We were on my way home from work and stopped at McShitty's to get me a sweet tea. I was telling him all about this woman who was on Oprah for shooting her husband eleven times after suffering years of abuse.
And all of a sudden, out of the wild blue yonder, out of left field, out of his fucking ass, obviously, he thinks that telling me to 'shut up' is a good plan.
Big Daddy - *aggravated voice* "Shut up now & tell me what you want me to order for you."
My head whipped to the side, the look on my face priceless, I'm sure. The look that was a combination of shock and wtf. A look that clearly conveyed - Have you lost your F'N mind?! Did you just have a stroke?! Look at me, quick - is half your face drooping?? Nope, you still look like the dickhead that just told me to SHUT UP.
P. Mama - *cold, going to duct tape your balls in your sleep voice* "Sweet tea. I want tea. Thank you." (Motherfucker.)
So, then, while we're waiting to get the drink, he tries to continue with the Oprah conversation. Like he gives a shit. No.
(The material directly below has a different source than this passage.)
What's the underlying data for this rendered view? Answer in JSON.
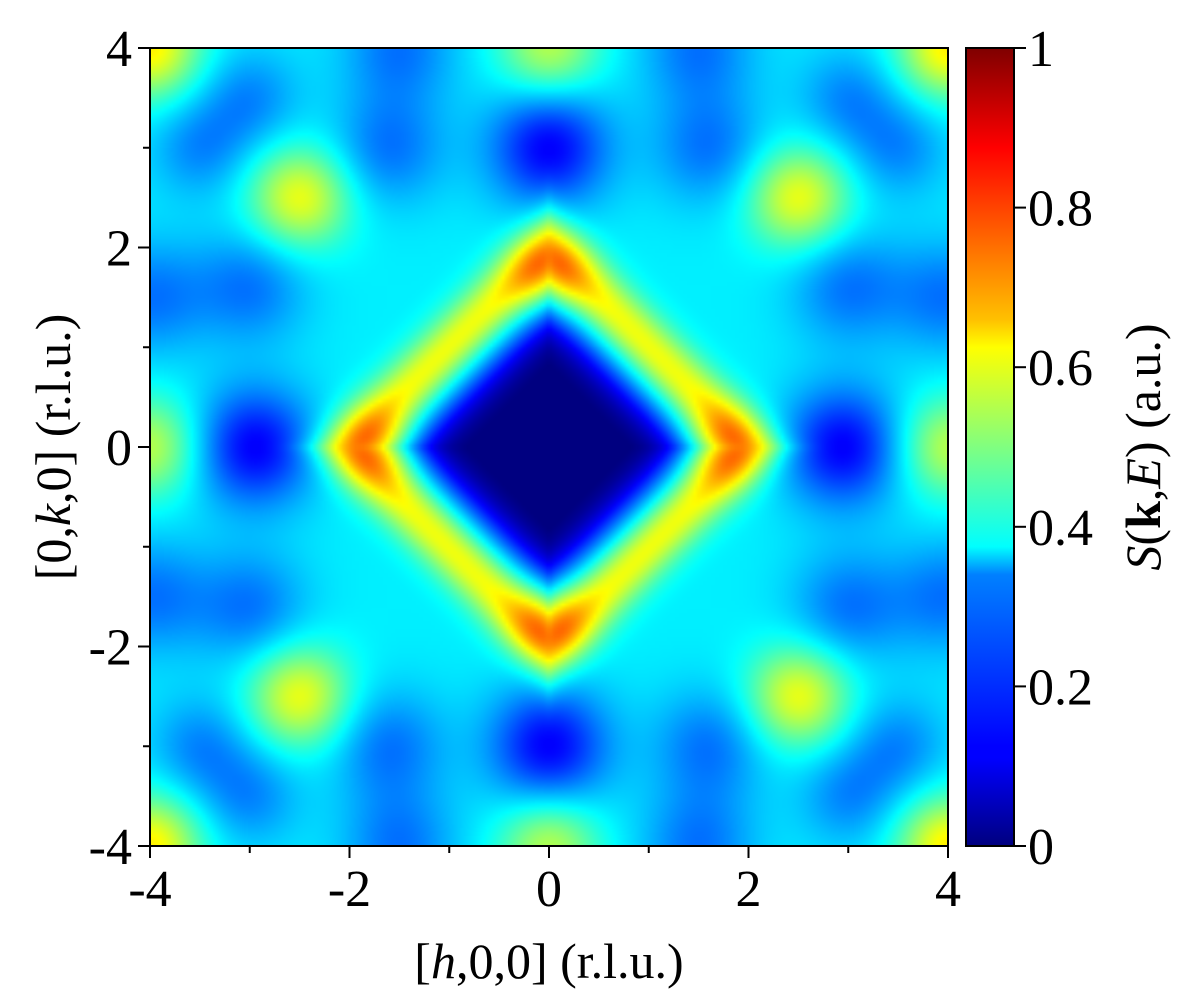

I made grunting noises and gave monosyllabic answers. He needed to recognize my passive aggressive pissed off. Which he did. It took a minute (to see me flipping him the bird in the dark of the car) but he did. And this is what he said:
Big Daddy - "I'm sorry for telling you to shut up but I needed to know what you wanted and you would have just kept going on and on and on."
Is that his idea of an apology?? FAIL. FAILFAILFAIL!!
P. Mama - "I always get a sweet tea. Every night - just a sweet tea. Was I going to go buck ass wild tonight and order a Big Mac extra value meal, super sized, hold the pickles, extra onions, no lettuce, more tomato, extra salt on the fries so I can have back to back heart attacks because I know I just had the first one when this SOB told me to SHUT UP! oh and two cherry pies for a dollar, please??"
Big Daddy - Silence. (Smart.)
When I woke this morning, he was cuddling me close. I remained aloof. I'm waiting for him to bring me an entire gallon of sweet tea today. If he does, I shall once again think he's the most perfect man in the universe.